Laut Corinna Martarelli vervielfachen virtuelle Anwendungen die Möglichkeiten für die Forschung in den Bildungswissenschaften. «Wir können damit den Rahmen der Experimente standardisieren, verschiedene Konfigurationen testen und leicht vergleichbare Daten gewinnen.»

Bewegungen spielerisch neu trainieren

Anwendung: Rehabilitation von Personen mit Hirnschädigungen
Stand: Spin-off der EPFL in Lausanne

Vor fünf Jahren wurde Mindmaze in den sehr exklusiven Klub der Schweizer Einhörner aufgenommen: Start-up-Unternehmen mit einer Marktbewertung von über einer Milliarde Dollar. Das Spin-off der EPFL entwickelt Computerspiele, die Opfern von Hirnverletzungen bei der Rehabilitation helfen. Um im dreidimensionalen Spieluniversum weiterzukommen, müssen die Patientinnen und Patienten wie in einer Physiotherapiesitzung Bewegungen ausführen, die für sie schwierig sind und die direkt von einer Kamera erfasst werden.

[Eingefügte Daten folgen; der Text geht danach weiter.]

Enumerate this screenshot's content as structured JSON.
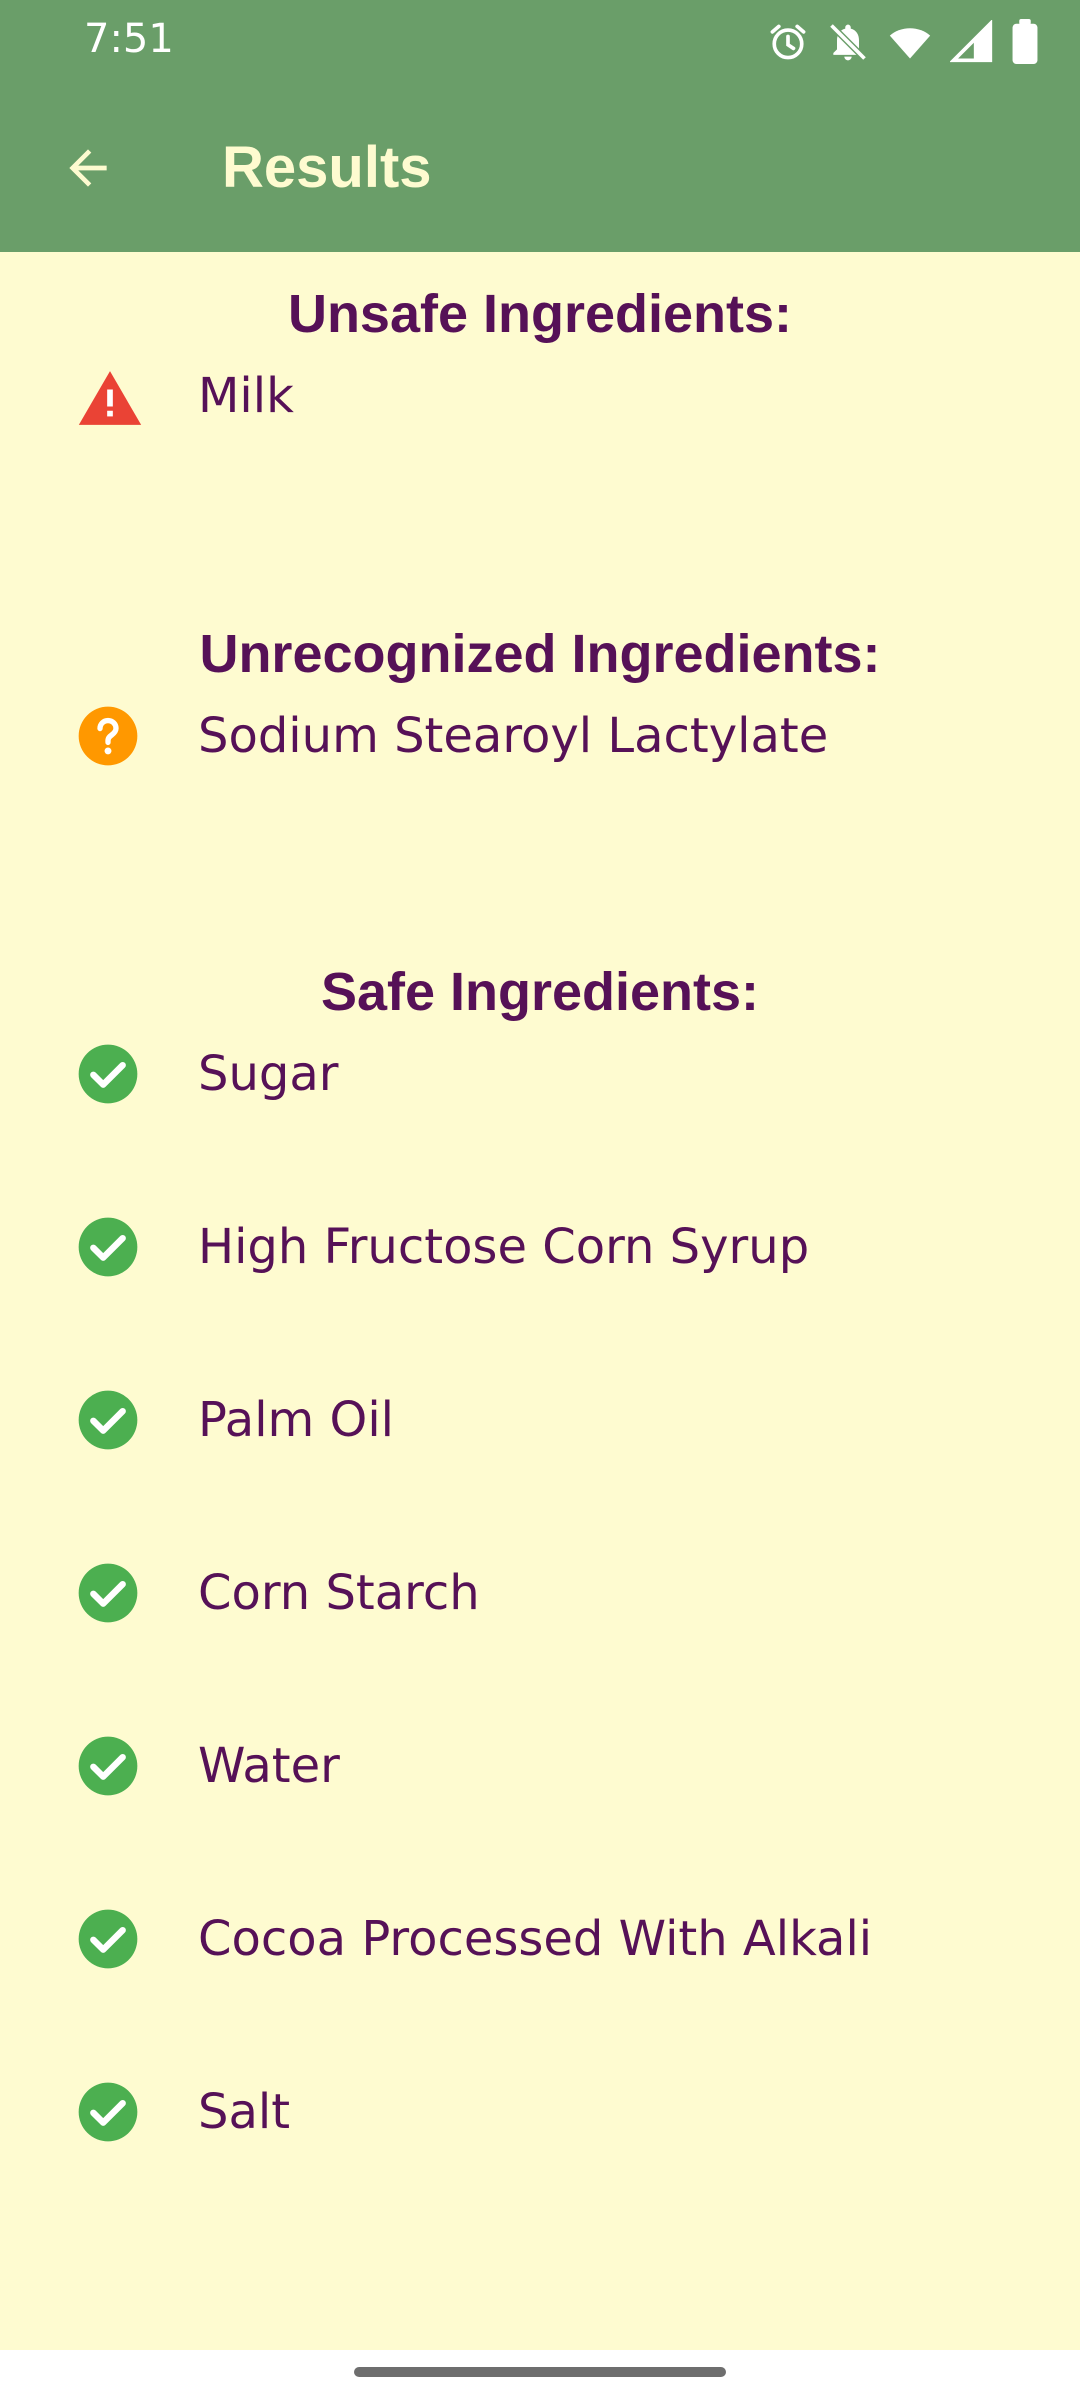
{
  "status_bar": {
    "time": "7:51",
    "icons": [
      "alarm-icon",
      "notifications-off-icon",
      "wifi-icon",
      "cell-signal-icon",
      "battery-icon"
    ]
  },
  "app_bar": {
    "title": "Results",
    "back_icon": "arrow-back-icon"
  },
  "colors": {
    "primary": "#6A9E69",
    "background": "#FEFBD0",
    "text": "#561157",
    "unsafe": "#EA4335",
    "unrecognized": "#FF9800",
    "safe": "#4CAF50"
  },
  "sections": {
    "unsafe": {
      "title": "Unsafe Ingredients:",
      "icon": "warning-icon",
      "items": [
        "Milk"
      ]
    },
    "unrecognized": {
      "title": "Unrecognized Ingredients:",
      "icon": "help-icon",
      "items": [
        "Sodium Stearoyl Lactylate"
      ]
    },
    "safe": {
      "title": "Safe Ingredients:",
      "icon": "check-circle-icon",
      "items": [
        "Sugar",
        "High Fructose Corn Syrup",
        "Palm Oil",
        "Corn Starch",
        "Water",
        "Cocoa Processed With Alkali",
        "Salt"
      ]
    }
  }
}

Das Mindmaze-System, das für die klinische Anwendung von der amerikanischen Arzneimittelbehörde FDA zugelassen wurde und über die europäische CE-Kennzeichnung verfügt, hat im Behandlungsarsenal verschiedener grosser Gesundheitseinrichtungen einen festen Platz. Das System des Schweizer Unternehmens besteht aus einem Bildschirm mit Bewegungssensoren und unterstützt Tausende Personen bei der Neurorehabilitation zu Hause.

Dank dem spielerischen Setting bleiben die Betroffenen motiviert, und wenn das System zu Hause installiert ist, kann es jederzeit genutzt werden. Erste Rückmeldungen von Spitälern wie Mount Sinai oder John Hopkins in den USA zeigen, dass die Patientinnen und Patienten dadurch viel eifriger bei der Sache sind. Mindmaze entwickelt ausserdem ein VR-Headset, das Bewegungssensoren und physiologische Sensoren mit einer Gehirn-Computer-Schnittstelle kombiniert. Damit könnte die Software über Gedanken gesteuert werden. Mögliche Anwendungen: Computerspiele natürlich, aber auch Entspannungsübungen und Training für  Bereiche, die gute Reflexe erfordern, wie gewisse Sportarten oder das Lenken von Fahrzeugen.